The bacteria for the disease – which kills tens of thousands of people around the world every year – live in a symbiotic relationship with zooplankton. Researchers from Bangladesh and the University of Maryland in the US have found that by filtering water through at least four layers of old sari cloth the plankton can be removed.
“This is very simple, but it took 25 years to find out,” Anwar Huq of the Center of Marine Biotechnology at the University of Maryland, told edie. Huq grew up in Bangladesh, and remembers seeing people using old saris to filter homemade drinks. Nylon filters are also used in Africa to remove Guinea worm from drinking water, he explained.
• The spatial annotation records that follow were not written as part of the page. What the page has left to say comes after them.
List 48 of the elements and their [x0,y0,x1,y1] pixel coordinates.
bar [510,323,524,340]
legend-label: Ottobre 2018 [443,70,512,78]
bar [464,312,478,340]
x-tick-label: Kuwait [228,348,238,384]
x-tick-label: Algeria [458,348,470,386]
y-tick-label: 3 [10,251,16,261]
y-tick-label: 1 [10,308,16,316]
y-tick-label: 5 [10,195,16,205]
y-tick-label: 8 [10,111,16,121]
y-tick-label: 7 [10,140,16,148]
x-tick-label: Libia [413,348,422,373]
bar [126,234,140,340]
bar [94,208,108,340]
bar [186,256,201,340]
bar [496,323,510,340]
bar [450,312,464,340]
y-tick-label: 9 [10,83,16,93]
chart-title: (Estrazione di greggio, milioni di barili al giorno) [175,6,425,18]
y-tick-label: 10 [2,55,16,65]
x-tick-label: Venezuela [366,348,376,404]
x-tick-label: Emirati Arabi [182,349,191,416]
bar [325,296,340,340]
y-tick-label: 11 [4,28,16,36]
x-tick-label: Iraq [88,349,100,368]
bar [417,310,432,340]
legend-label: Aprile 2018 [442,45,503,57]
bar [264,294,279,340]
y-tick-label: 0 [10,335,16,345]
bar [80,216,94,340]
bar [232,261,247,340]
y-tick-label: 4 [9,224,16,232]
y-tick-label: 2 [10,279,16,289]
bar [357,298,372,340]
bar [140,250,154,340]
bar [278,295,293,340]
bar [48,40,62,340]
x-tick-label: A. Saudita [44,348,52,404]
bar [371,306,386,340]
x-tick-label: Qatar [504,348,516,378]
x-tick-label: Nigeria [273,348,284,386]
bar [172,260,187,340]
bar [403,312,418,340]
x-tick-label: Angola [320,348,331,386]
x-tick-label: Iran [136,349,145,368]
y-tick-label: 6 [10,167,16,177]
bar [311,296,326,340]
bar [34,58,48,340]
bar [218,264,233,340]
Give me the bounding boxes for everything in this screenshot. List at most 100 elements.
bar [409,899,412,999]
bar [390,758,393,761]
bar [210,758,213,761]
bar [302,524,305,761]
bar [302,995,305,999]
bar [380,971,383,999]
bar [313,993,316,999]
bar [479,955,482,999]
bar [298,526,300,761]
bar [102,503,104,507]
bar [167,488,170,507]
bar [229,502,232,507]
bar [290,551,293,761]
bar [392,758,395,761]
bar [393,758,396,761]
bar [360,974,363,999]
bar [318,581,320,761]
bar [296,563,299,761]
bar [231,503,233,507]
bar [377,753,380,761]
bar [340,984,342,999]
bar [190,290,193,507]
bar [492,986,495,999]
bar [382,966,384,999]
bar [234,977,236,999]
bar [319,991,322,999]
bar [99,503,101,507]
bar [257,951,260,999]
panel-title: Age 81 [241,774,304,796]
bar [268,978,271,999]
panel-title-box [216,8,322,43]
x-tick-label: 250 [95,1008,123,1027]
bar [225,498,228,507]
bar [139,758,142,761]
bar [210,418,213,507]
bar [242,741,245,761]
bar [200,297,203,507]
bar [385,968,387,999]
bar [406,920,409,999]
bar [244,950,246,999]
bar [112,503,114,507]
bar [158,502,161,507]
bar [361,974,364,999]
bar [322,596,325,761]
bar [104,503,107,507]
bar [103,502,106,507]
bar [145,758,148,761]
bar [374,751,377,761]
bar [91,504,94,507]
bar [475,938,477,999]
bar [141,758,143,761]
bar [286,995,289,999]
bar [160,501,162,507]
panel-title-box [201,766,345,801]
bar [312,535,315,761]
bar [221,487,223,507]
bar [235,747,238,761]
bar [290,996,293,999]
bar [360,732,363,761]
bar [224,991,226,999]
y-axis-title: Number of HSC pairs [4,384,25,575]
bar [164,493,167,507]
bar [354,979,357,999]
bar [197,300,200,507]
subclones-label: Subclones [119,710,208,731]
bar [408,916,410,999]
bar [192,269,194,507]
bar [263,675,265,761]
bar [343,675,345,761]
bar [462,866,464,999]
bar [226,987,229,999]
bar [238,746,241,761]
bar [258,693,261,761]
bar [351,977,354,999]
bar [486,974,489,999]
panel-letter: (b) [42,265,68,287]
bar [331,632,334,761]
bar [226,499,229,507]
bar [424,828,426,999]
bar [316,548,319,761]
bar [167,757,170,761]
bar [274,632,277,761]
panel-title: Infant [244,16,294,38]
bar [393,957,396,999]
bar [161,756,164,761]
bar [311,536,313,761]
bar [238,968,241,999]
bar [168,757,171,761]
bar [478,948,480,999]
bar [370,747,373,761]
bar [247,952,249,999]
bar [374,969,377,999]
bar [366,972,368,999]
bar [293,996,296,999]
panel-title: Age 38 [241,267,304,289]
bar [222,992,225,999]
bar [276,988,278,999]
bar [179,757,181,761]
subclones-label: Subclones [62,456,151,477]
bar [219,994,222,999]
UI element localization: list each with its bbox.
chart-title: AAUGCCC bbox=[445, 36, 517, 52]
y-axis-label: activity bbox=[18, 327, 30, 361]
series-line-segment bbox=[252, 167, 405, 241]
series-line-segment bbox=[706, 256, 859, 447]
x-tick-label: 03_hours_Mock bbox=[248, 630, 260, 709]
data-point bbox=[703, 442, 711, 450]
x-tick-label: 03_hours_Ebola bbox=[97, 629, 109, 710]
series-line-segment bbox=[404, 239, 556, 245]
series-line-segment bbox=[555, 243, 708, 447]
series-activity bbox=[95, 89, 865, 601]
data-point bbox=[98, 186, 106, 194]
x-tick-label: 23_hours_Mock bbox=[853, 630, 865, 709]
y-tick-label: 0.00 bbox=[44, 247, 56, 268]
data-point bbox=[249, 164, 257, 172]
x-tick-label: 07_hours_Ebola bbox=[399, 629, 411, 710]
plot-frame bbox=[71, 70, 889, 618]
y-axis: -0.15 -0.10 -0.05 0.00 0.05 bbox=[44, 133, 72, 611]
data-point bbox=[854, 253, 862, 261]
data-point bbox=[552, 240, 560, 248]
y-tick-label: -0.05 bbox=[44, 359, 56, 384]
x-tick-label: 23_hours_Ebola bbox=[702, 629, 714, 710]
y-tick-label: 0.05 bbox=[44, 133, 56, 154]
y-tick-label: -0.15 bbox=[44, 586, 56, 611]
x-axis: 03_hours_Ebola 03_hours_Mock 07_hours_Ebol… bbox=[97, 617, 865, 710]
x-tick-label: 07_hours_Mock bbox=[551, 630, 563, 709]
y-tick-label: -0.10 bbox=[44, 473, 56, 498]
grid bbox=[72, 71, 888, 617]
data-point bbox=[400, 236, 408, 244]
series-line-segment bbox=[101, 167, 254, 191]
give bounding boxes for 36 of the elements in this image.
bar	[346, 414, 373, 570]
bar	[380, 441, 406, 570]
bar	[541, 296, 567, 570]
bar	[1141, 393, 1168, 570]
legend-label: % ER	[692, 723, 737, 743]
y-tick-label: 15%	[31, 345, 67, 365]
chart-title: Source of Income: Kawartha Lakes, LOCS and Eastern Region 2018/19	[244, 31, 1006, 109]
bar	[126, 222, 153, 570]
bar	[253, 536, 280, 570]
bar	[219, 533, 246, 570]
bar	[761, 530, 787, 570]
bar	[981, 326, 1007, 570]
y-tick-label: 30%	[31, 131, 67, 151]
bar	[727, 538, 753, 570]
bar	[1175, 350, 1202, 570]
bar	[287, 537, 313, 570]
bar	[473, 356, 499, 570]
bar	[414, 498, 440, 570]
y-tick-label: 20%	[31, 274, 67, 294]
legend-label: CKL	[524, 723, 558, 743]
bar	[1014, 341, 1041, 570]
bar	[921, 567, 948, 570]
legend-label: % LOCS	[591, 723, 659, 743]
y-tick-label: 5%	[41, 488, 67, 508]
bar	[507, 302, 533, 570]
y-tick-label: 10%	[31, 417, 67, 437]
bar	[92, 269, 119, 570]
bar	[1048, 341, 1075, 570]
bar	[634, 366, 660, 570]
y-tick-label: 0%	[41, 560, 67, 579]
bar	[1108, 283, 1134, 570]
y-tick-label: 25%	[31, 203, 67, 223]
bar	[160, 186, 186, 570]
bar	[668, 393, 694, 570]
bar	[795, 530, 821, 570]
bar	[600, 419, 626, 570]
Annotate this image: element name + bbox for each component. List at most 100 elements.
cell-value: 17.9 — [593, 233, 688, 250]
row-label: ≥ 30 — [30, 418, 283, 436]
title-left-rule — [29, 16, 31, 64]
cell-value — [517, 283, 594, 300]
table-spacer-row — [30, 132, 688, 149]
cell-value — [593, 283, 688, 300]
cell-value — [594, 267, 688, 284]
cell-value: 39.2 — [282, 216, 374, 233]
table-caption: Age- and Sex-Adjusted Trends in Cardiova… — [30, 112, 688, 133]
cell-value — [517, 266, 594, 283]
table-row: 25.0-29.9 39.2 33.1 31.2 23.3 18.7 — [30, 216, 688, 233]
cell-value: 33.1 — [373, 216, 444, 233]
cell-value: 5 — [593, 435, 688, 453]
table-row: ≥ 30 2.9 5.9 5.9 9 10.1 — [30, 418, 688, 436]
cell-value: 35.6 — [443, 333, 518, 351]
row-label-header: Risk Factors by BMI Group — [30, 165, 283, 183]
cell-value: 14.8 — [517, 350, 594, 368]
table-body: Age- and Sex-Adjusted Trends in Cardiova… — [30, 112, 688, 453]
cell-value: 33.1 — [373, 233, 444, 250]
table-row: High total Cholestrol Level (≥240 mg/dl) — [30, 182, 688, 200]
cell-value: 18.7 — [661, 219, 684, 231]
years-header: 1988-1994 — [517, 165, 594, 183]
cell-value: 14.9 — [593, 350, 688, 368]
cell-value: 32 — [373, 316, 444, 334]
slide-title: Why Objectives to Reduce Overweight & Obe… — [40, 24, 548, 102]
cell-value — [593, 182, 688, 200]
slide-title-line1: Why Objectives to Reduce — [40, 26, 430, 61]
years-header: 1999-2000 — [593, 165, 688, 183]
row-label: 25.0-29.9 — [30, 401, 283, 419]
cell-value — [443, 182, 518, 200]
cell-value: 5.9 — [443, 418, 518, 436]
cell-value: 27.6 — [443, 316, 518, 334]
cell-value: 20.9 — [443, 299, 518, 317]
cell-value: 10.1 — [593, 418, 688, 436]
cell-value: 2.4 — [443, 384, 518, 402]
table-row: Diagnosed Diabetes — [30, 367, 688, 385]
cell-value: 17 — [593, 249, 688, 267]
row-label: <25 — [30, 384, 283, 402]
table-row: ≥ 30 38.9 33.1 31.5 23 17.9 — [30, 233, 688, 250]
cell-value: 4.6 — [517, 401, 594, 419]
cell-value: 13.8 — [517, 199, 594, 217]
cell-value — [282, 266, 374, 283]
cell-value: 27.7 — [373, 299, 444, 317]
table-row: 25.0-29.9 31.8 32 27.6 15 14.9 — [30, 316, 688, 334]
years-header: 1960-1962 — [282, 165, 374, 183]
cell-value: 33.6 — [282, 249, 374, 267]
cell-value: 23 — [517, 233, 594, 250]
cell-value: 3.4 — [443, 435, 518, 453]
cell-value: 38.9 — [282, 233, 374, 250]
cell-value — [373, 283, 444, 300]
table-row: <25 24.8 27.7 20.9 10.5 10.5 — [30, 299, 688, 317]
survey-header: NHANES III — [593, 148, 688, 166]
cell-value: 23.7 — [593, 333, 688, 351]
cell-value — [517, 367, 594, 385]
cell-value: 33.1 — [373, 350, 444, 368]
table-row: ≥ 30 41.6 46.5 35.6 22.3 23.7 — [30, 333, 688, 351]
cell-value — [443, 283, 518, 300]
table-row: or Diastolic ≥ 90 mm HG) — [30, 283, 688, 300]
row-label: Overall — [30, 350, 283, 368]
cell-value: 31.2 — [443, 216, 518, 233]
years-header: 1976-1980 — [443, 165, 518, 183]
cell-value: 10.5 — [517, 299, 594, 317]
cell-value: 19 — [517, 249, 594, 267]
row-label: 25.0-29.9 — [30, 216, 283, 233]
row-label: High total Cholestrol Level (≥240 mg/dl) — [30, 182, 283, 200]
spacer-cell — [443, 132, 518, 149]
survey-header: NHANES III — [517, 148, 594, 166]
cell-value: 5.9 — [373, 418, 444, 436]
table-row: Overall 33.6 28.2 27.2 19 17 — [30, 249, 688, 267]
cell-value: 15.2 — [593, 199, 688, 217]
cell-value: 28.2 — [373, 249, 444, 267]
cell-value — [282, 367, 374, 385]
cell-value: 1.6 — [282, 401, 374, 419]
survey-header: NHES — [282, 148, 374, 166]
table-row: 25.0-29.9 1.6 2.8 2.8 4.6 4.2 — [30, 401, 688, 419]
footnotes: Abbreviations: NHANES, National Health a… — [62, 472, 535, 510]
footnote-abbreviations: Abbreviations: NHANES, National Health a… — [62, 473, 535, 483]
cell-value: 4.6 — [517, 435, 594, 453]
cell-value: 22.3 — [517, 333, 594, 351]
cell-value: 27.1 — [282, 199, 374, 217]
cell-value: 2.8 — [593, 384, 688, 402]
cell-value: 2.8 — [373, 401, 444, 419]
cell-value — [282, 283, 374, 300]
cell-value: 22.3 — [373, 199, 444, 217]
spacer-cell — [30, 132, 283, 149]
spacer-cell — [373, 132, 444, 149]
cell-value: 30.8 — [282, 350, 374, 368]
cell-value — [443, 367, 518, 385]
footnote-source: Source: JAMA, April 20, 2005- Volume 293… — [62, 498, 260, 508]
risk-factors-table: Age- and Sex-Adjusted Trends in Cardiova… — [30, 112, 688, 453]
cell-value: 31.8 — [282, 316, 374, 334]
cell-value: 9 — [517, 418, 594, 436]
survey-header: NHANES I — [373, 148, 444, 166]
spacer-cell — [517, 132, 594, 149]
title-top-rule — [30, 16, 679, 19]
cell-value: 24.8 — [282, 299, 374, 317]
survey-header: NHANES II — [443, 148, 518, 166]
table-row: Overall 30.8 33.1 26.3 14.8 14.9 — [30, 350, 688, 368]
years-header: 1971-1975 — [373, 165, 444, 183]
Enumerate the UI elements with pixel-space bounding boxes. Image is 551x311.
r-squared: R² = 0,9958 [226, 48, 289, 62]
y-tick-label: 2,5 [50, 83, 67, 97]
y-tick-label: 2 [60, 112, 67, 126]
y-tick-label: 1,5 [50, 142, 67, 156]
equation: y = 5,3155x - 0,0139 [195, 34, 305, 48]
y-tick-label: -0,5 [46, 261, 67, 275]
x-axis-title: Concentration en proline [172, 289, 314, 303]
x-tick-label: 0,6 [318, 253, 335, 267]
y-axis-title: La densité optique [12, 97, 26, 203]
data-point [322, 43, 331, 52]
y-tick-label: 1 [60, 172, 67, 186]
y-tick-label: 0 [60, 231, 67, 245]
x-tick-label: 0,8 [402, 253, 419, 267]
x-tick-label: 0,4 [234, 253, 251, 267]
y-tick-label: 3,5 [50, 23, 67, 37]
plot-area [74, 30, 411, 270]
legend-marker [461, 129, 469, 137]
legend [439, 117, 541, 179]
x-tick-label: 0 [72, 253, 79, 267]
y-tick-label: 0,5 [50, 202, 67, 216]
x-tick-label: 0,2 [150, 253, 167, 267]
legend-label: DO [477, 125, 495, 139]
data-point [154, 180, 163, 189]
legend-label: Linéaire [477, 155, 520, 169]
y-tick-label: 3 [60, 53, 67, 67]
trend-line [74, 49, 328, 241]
This lead Huq and his colleague, lead author of the study and Director of the National Science Foundation, Rita Colwell, to try using old cloth.
The researchers tested the effectiveness of both specially designed nylon filters and sari cloth in preventing new cholera cases in 65 Bangladesh villages between September 1999 and July 2002. The villagers using the sari cloth had around 50% of the historic average of new cases of the disease, and the nylon filters produced similar results, but had slightly higher numbers of new cholera cases.
Old saris work better than new saris, said Huq. This is because the threads in new cloth are much tighter, and consequently the pores between them are larger. In old saris, washing and use make the thread ‘mushy’, and the pores get smaller. Expensive saris have even tighter thread, making them even less suitable.
This is a good thing, as many people in Bangladesh villages would not be able to afford to buy new saris and then cut them up to make filters, pointed out Huq.
The next phase of Huq and Colwell’s research will be to see why there was a reduction in new cholera cases of only 50%. One reason could be that at times people travel to other villages that are not filtering their water and drinking water there, said Huq. When this has occurred villagers who would normally drink the filtered water have often contracted the disease the following day. The disease cannot be eradicated, he explained.
The researchers have been asked by aid workers in Africa and Brazil whether their local materials would have a similar effect. However, Huq points out that he could not know the answer unless he had tested other types of old cloth.
The results of the study are published in the latest edition of the Proceedings of the National Academies.